Verboten is the word. There is something of the harsh Germanic disciplinarian in the way both patients and whistle-blowing doctors are treated. The senior managers seem to be mired in an ethos of the worst institutions half a century ago, with no respect for truth or honour, despite numerous GMC releases about governance and honesty with patients. Or the ethics of Russia and China, where complaint is seen as outrageous and the complainant dealt with severely and silenced. Even as they embark on their nth pious and uselessaudit, they care more about numbers admitted and discharged, like farmers at a cattle market. Patients are just bodies to be passed through the conveyor belt. Woe betide them if they question anything, even the most obvious mishap. Two years ago, I made the mistake of asking the Royal Free in London whether they would replace my suitcase, since it had become surrounded by filthy toilet water, which had erupted from the toilet in the ensuite of my four bedded ward.
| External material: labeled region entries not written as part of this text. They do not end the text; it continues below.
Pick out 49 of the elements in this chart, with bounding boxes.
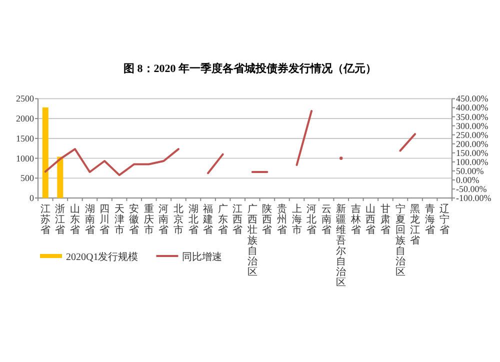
x-tick-label: 甘肃省: [380, 203, 390, 236]
x-tick-label: 河南省: [158, 203, 169, 236]
y-tick-label: 0: [30, 193, 34, 203]
x-tick-label: 新疆维吾尔自治区: [336, 203, 346, 288]
y-tick-label: 1500: [16, 133, 34, 144]
y2-tick-label: 200.00%: [456, 138, 489, 149]
y2-tick-label: 0.00%: [456, 174, 480, 185]
y2-tick-label: 250.00%: [456, 130, 489, 140]
x-tick-label: 吉林省: [350, 203, 361, 236]
y-tick-label: 1000: [16, 153, 34, 164]
x-tick-label: 贵州省: [276, 203, 287, 236]
y2-tick-label: -100.00%: [456, 193, 492, 203]
x-tick-label: 浙江省: [55, 203, 66, 236]
x-tick-label: 天津市: [114, 204, 124, 236]
y2-tick-label: 150.00%: [456, 148, 489, 158]
y-tick-label: 2500: [16, 94, 34, 104]
x-tick-label: 广东省: [218, 203, 228, 236]
x-tick-label: 黑龙江省: [410, 204, 420, 246]
x-tick-label: 福建省: [202, 203, 214, 236]
x-tick-label: 辽宁省: [440, 203, 450, 236]
x-tick-label: 云南省: [321, 204, 332, 236]
x-tick-label: 湖南省: [84, 203, 95, 236]
y2-tick-label: 400.00%: [456, 102, 489, 113]
y2-tick-label: 300.00%: [456, 120, 489, 131]
y2-tick-label: 50.00%: [456, 166, 484, 176]
x-tick-label: 青海省: [424, 203, 435, 236]
y2-tick-label: 350.00%: [456, 112, 489, 122]
x-tick-label: 江苏省: [40, 203, 50, 236]
x-tick-label: 广西壮族自治区: [246, 203, 258, 278]
x-tick-label: 重庆市: [144, 203, 154, 236]
x-tick-label: 安徽省: [129, 203, 140, 236]
x-tick-label: 四川省: [100, 204, 110, 236]
x-tick-label: 湖北省: [188, 203, 198, 236]
x-tick-label: 上海市: [292, 203, 302, 236]
x-tick-label: 宁夏回族自治区: [395, 203, 406, 278]
y2-tick-label: -50.00%: [456, 184, 488, 194]
x-tick-label: 山西省: [366, 203, 376, 236]
legend-label: 2020Q1发行规模: [66, 251, 138, 263]
x-tick-label: 河北省: [306, 203, 317, 236]
x-tick-label: 北京市: [173, 203, 184, 236]
x-tick-label: 江西省: [232, 203, 243, 236]
chart-title: 图 8：2020 年一季度各省城投债券发行情况（亿元）: [124, 62, 376, 75]
x-tick-label: 陕西省: [262, 203, 272, 236]
x-tick-label: 山东省: [70, 203, 80, 236]
legend-label: 同比增速: [182, 251, 222, 263]
y-tick-label: 2000: [16, 114, 34, 124]
y2-tick-label: 450.00%: [456, 94, 489, 104]
y2-tick-label: 100.00%: [456, 156, 489, 167]
y-tick-label: 500: [20, 173, 34, 184]
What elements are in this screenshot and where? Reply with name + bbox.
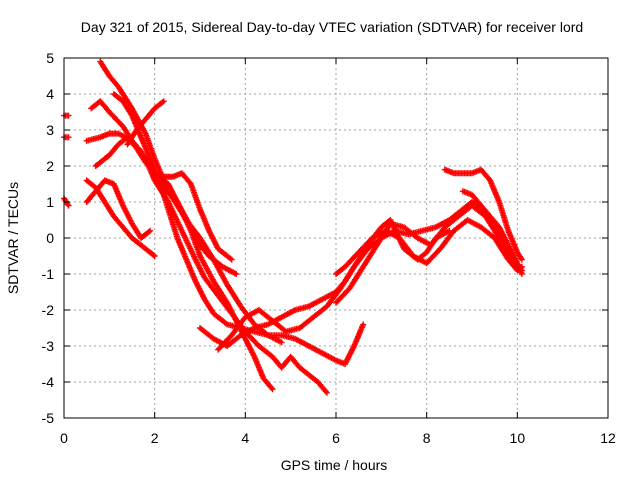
data-point — [150, 252, 157, 259]
y-tick-label: -3 — [42, 338, 55, 354]
series-track-e — [110, 91, 367, 367]
x-tick-label: 10 — [510, 430, 526, 446]
data-point — [159, 99, 166, 106]
data-point — [269, 386, 276, 393]
y-tick-label: -2 — [42, 302, 55, 318]
series-track-n — [215, 199, 521, 353]
y-tick-label: 3 — [46, 122, 54, 138]
x-tick-label: 12 — [600, 430, 616, 446]
y-tick-label: 5 — [46, 50, 54, 66]
series-track-b — [88, 98, 330, 396]
series-track-r — [333, 202, 525, 306]
series-track-p — [441, 166, 525, 263]
data-point — [518, 267, 525, 274]
data-point — [145, 228, 152, 235]
grid — [64, 58, 608, 418]
data-points — [61, 58, 525, 396]
x-axis-label: GPS time / hours — [281, 457, 388, 473]
x-tick-label: 4 — [241, 430, 249, 446]
y-axis-label: SDTVAR / TECUs — [5, 182, 21, 294]
y-tick-label: 1 — [46, 194, 54, 210]
series-track-j — [61, 134, 72, 141]
y-tick-label: -4 — [42, 374, 55, 390]
x-tick-label: 2 — [151, 430, 159, 446]
y-tick-label: 0 — [46, 230, 54, 246]
y-tick-label: 2 — [46, 158, 54, 174]
x-tick-label: 6 — [332, 430, 340, 446]
y-tick-label: -5 — [42, 410, 55, 426]
series-track-i — [61, 112, 72, 119]
chart-title: Day 321 of 2015, Sidereal Day-to-day VTE… — [81, 19, 583, 35]
data-point — [65, 112, 72, 119]
y-axis-ticks: -5 -4 -3 -2 -1 0 1 2 3 4 5 — [42, 50, 608, 426]
x-tick-label: 8 — [423, 430, 431, 446]
data-point — [65, 202, 72, 209]
x-tick-label: 0 — [60, 430, 68, 446]
data-point — [65, 134, 72, 141]
series-track-l — [160, 170, 235, 263]
data-point — [233, 271, 240, 277]
series-track-g — [83, 177, 158, 259]
data-point — [323, 389, 330, 396]
x-axis-ticks: 0 2 4 6 8 10 12 — [60, 58, 616, 446]
y-tick-label: 4 — [46, 86, 54, 102]
data-point — [228, 256, 235, 263]
y-tick-label: -1 — [42, 266, 55, 282]
data-point — [151, 253, 158, 259]
series-track-h — [83, 177, 154, 241]
data-point — [278, 339, 285, 346]
data-point — [360, 321, 367, 328]
data-point — [160, 98, 167, 105]
data-point — [147, 227, 154, 234]
data-point — [518, 256, 525, 263]
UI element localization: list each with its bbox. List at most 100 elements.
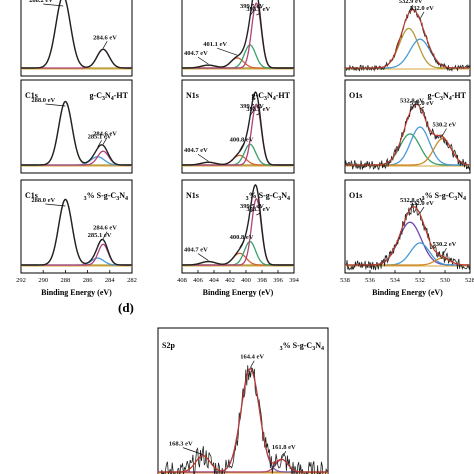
x-tick-label: 408 (177, 277, 187, 284)
fit-envelope (158, 368, 328, 473)
peak-annotation: 532.8 eV (400, 197, 424, 204)
peak-annotation: 398.7 eV (246, 206, 270, 213)
x-tick-label: 290 (38, 277, 48, 284)
peak-annotation: 530.2 eV (433, 121, 457, 128)
peak-annotation: 401.1 eV (203, 41, 227, 48)
peak-annotation: 285.1 eV (88, 133, 112, 140)
annotation-arrow (197, 56, 209, 65)
fitted-peak-398.7 (182, 198, 294, 266)
x-axis-label: Binding Energy (eV) (203, 288, 274, 297)
sample-label: g-C3​N4​-HT (428, 91, 467, 102)
sample-label: 3​% S-g-C3​N4​ (84, 191, 128, 202)
annotation-arrow (442, 128, 447, 136)
annotation-arrow (102, 41, 108, 49)
raw-spectrum (345, 202, 470, 271)
peak-annotation: 285.1 eV (88, 232, 112, 239)
element-label: O1s (349, 91, 362, 100)
fit-envelope (345, 9, 470, 69)
x-tick-label: 286 (83, 277, 94, 284)
annotation-arrow (256, 12, 261, 16)
fitted-peak-164.4 (158, 368, 328, 473)
peak-annotation: 284.6 eV (93, 225, 117, 232)
fit-envelope (345, 206, 470, 266)
annotation-arrow (102, 137, 108, 145)
x-tick-label: 402 (225, 277, 235, 284)
x-tick-label: 406 (193, 277, 204, 284)
element-label: C1s (25, 191, 38, 200)
x-tick-label: 398 (257, 277, 267, 284)
plot-frame (157, 327, 329, 474)
annotation-arrow (409, 203, 415, 209)
plot-frame (344, 79, 471, 174)
sample-label: 3​% S-g-C3​N4​ (422, 191, 466, 202)
raw-spectrum (161, 365, 328, 474)
annotation-arrow (182, 447, 204, 455)
peak-annotation: 288.2 eV (29, 0, 53, 4)
annotation-arrow (419, 206, 425, 214)
peak-annotation: 161.8 eV (272, 444, 296, 451)
element-label: O1s (349, 191, 362, 200)
fitted-peak-532 (345, 126, 470, 166)
x-tick-label: 284 (105, 277, 116, 284)
x-tick-label: 394 (289, 277, 300, 284)
annotation-arrow (43, 3, 64, 7)
peak-annotation: 284.6 eV (93, 34, 117, 41)
sample-label: g-C3​N4​-HT (90, 91, 129, 102)
peak-annotation: 404.7 eV (184, 147, 208, 154)
peak-annotation: 399.5 eV (240, 3, 264, 10)
fit-envelope (345, 103, 470, 166)
annotation-arrow (97, 238, 102, 247)
x-tick-label: 536 (365, 277, 376, 284)
x-tick-label: 288 (61, 277, 71, 284)
raw-spectrum (182, 91, 294, 166)
plot-frame (20, 79, 133, 174)
annotation-arrow (256, 112, 261, 116)
annotation-arrow (249, 360, 255, 368)
plot-frame (181, 179, 295, 274)
annotation-arrow (239, 240, 244, 249)
peak-annotation: 399.5 eV (240, 203, 264, 210)
plot-frame (20, 179, 133, 274)
fitted-peak-530.2 (345, 138, 470, 166)
x-axis-label: Binding Energy (eV) (41, 288, 112, 297)
panel-d-label: (d) (118, 300, 134, 315)
plot-frame (181, 79, 295, 174)
peak-annotation: 404.7 eV (184, 50, 208, 57)
peak-annotation: 532.0 eV (410, 200, 434, 207)
plot-frame (344, 179, 471, 274)
annotation-arrow (197, 253, 209, 261)
x-tick-label: 292 (16, 277, 26, 284)
peak-annotation: 404.7 eV (184, 247, 208, 254)
raw-spectrum (21, 100, 132, 166)
raw-spectrum (21, 198, 132, 266)
peak-annotation: 398.7 eV (246, 6, 270, 13)
annotation-arrow (197, 153, 209, 162)
annotation-arrow (239, 143, 244, 151)
annotation-arrow (281, 450, 287, 459)
panel-s2p: 168.3 eV 164.4 eV 161.8 eV S2p 3​% S-g-C3​N4… (157, 327, 329, 474)
fitted-peak-532.9 (345, 27, 470, 69)
x-tick-label: 282 (127, 277, 137, 284)
annotation-arrow (249, 209, 255, 213)
sample-label: 3​% S-g-C3​N4​ (280, 341, 324, 352)
x-tick-label: 400 (241, 277, 251, 284)
x-tick-label: 534 (390, 277, 401, 284)
element-label: N1s (186, 91, 199, 100)
plot-frame (344, 0, 471, 77)
raw-spectrum (345, 99, 470, 171)
annotation-arrow (97, 140, 102, 148)
annotation-arrow (442, 248, 447, 256)
annotation-arrow (45, 203, 66, 207)
x-tick-label: 396 (273, 277, 284, 284)
x-tick-label: 404 (209, 277, 220, 284)
x-tick-label: 538 (340, 277, 350, 284)
element-label: C1s (25, 91, 38, 100)
fitted-peak-532 (345, 38, 470, 69)
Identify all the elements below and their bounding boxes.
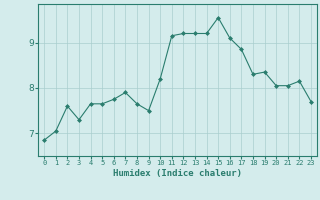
- X-axis label: Humidex (Indice chaleur): Humidex (Indice chaleur): [113, 169, 242, 178]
It took them a year to write back to me and inform me that the nurses had stated that the toilet water had not reached my bed space. Luckily, for me, I had photographs of my suitcase, surrounded by the dingy toilet water, and I sent one of these to them. There was initial silence, and then they wrote to ask me if I had any more photos of the ‘damage to my suitcase’. No, actually, because I thought a photo of my suitcase surrounded by shitty water from your toilet might be enough. Of course, I should have gone home and reused the faecal suitcase. Especially with my numerous ulcers and open wounds. I didn’t say any of this, but I felt like it,
Radio silence from them since
Human beings - and probably all mammals - require holistic care which includes treating physical disease and offering comfort, a quiet environment to rest (ho, ho), and decent nourishing food (ha), and dealing with them with respect. If a jumped-up clipboard warrior thinks they can cover up patient deaths and other serious problems by lying their two-faced, faux polite face off, they are mistaken. They may have got away with it in the past, but the future is another country. Their time will come.